As data rapidly increases in today’s information-based economy, storage demands are increasing right along with them. The cost of hardware alone makes it too expensive to build out traditional storage infrastructure, making its rate of scale too slow to be an effective option. Being able to expand rapidly is a key element of any organization’s growth strategy. Enterprises today need flexible, scalable storage approaches if they hope to keep up with rising data demands.
Software-defined storage (SDS) offers the needed flexibility. In light of the varied storage and compute needs of organizations, two SDS options have arisen: hyperconverged and hyperscale. Each approach has its distinctive features and benefits, which are discussed below.
Hyperwhat? Defining Our Terms
First, it’s important to understand what came before hyperconverged and hyperscale approaches. Converged storage combines storage and computing hardware to increase delivery time and minimal the physical space required in virtualized and cloud-based environments. This was an improvement over the traditional storage approach, where storage and compute functions were housed in separate hardware. The goal was to improve data storage and retrieval and to speed the delivery of applications to and from clients.
Converged storage infrastructure uses a hardware-based approach comprised of discrete components, each of which can be used on its own for its original purpose in a “building block” model. Converged storage is not centrally managed and does not run on hypervisors; the storage is attached directly to the physical servers.
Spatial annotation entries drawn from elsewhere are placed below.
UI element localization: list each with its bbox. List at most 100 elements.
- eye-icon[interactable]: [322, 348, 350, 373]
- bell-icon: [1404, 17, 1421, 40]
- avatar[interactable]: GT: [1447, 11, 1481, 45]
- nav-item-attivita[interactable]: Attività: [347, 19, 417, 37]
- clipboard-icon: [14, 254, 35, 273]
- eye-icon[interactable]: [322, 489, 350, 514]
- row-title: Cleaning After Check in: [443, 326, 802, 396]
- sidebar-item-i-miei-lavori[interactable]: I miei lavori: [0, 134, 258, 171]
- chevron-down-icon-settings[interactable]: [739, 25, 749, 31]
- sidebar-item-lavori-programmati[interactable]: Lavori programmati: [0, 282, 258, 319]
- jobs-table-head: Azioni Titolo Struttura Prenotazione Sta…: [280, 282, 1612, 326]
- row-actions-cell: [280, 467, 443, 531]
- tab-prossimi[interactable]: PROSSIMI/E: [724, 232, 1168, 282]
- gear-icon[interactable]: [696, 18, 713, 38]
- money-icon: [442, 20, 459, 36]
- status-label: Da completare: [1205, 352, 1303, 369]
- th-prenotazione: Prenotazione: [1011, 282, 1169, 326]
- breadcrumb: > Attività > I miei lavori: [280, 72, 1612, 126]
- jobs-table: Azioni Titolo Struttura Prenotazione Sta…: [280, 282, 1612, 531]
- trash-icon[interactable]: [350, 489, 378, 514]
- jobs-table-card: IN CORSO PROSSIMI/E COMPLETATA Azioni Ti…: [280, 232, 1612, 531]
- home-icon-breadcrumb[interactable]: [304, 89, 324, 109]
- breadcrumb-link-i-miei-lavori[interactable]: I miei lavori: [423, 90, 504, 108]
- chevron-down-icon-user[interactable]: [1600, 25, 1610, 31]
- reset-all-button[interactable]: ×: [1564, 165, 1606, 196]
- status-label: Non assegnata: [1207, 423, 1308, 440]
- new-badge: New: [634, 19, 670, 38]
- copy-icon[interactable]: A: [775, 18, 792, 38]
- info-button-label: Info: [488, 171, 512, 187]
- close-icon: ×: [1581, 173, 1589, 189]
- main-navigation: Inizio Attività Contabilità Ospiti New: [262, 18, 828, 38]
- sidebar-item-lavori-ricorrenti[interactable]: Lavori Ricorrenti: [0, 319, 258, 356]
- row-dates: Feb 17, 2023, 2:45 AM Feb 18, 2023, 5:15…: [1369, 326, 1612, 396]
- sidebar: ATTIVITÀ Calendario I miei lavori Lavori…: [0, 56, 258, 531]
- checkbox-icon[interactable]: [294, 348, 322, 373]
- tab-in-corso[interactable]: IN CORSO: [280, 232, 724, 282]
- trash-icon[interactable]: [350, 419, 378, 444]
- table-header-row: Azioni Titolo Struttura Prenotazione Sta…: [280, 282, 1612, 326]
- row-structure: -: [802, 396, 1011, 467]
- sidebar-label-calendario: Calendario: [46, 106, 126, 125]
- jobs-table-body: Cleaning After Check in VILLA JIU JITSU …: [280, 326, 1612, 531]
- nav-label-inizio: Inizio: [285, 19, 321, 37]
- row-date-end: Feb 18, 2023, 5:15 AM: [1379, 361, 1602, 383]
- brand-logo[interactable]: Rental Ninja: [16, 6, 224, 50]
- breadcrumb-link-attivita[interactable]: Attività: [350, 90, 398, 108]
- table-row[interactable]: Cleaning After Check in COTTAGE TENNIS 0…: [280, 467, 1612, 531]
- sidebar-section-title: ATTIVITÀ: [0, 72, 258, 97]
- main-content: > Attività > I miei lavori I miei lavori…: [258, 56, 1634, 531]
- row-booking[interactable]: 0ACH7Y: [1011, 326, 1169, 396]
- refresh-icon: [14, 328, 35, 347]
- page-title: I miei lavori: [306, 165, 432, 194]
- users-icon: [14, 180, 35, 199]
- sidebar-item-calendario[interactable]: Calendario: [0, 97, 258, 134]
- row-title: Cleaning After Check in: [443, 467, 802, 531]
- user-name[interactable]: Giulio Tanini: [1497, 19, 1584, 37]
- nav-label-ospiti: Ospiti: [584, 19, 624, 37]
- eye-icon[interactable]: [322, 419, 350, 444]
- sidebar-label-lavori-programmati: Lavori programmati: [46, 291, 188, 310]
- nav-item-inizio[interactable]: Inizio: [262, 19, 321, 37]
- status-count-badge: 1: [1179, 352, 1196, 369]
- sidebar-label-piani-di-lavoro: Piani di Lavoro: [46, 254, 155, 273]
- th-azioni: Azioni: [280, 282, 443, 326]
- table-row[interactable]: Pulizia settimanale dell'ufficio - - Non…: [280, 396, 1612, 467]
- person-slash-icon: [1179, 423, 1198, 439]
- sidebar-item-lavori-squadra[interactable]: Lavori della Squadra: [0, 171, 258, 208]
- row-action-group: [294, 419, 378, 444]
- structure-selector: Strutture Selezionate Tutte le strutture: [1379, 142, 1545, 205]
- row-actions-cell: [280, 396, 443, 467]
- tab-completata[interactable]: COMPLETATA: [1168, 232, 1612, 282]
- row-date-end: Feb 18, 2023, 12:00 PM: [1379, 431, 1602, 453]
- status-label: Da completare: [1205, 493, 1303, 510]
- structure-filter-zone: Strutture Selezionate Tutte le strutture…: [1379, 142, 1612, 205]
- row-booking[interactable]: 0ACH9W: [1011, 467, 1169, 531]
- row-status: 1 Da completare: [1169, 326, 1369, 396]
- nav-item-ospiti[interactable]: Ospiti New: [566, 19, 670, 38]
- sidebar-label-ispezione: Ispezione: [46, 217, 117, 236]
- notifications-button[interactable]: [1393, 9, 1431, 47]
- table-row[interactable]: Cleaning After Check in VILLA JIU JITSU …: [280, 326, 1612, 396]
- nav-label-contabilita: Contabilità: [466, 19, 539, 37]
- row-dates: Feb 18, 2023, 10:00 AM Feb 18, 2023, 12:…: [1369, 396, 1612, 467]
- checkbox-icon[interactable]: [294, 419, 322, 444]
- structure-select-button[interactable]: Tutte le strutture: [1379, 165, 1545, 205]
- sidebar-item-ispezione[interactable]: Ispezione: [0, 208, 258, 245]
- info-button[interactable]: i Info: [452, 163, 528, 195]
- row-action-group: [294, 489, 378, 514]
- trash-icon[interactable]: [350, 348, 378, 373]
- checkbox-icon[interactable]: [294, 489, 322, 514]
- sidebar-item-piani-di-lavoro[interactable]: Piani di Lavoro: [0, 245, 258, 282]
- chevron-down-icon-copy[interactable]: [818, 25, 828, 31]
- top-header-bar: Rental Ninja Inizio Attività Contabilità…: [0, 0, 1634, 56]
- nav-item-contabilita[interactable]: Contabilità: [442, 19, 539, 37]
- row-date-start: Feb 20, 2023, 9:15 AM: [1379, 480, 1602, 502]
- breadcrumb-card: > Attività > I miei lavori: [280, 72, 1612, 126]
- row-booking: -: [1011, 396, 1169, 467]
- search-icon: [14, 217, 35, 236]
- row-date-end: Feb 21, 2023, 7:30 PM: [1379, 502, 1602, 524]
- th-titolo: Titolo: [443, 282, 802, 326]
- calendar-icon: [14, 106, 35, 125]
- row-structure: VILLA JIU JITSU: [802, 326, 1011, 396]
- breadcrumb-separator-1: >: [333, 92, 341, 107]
Hyperconverged storage infrastructure, on the other hand, is software-defined. All components are converged at the software level and cannot be separated out. This model is centrally managed and virtual machine-based. The storage controller and array are deployed on the same server, and compute and storage are scaled together. Each node has compute and storage capabilities. Data can be stored locally or on another server, depending on how often that data is needed.
In these ways, hyperconverged storage increases flexibility and agility – precisely what is needed in order to effectively and efficiently manage today’s data demands. It also promotes cost savings. Organizations are able to use commodity servers, since software-defined storage works by taking features typically found in hardware and moving them to the software layer. Organizations that need more 1:1 scaling would use the hyperconverged approach, and those that deploy VDI environments. The hyperconverged model is storage’s version of a Swiss Army knife; it is useful in many business scenarios. It is one building block that works exactly the same; it’s just a question of how many building blocks a data center needs.
So why, then, is there a need for hyperscale storage? It’s a new storage approach created to address differing storage needs. Hyperscale computing is a distributed computing environment in which the storage controller and array are separated. As its name implies, hyperscale is the ability of an architecture to scale quickly as greater demands are made on the system. This kind of scalability is required in order to build big data or cloud systems; it’s what Internet giants like Amazon and Google (News - Alert) use to meet their vast storage demands. However, software-defined storage now enables many enterprises to enjoy the benefits of hyperscale.
One of these benefits is reduced total cost of ownership, since commodity servers are typically used and a data center can have millions of virtual servers without the added expense that this number of physical servers would require. Data center managers want to get rid of refrigerator-sized disk shelves that use NAS and SAN solutions, which are difficult to scale and very expensive. With hyper solutions, it is easy to start small and scale up as needed. Using standard servers in a hyper setup creates a flattened architecture. Less hardware needs to be bought, and it is less expensive. Hyperscale enables organizations to buy commodity hardware. Hyperconverged goes one step further by running both elements—compute and storage—in the same commodity hardware. It becomes a question of how many servers are necessary.
Hyperconverged or Hyperscale? Your Choice
Running a hyperconverged storage model is essentially having one box with everything in it; hyperscale has two sets of boxes, one set of storage boxes and one set of compute boxes. It just depends what the architect wants to do, according to the needs of the business. A software-defined storage solution would take over all the hardware and turn it into a type of appliance, or it could be run as a VM – which would make it a hyperconverged configuration.
Fortunately, this is not an either-or proposition. Data center architects can employ a combination of hyperconverged and hyperscale infrastructures to meet their needs. Because those needs will change, and the flexibility that software-defines storage enables will continue to help organizations effectively manage whatever lies on the horizon in terms of data requirements. And these hyper solutions will do so in a cost-effective way as well – icing on the storage cake.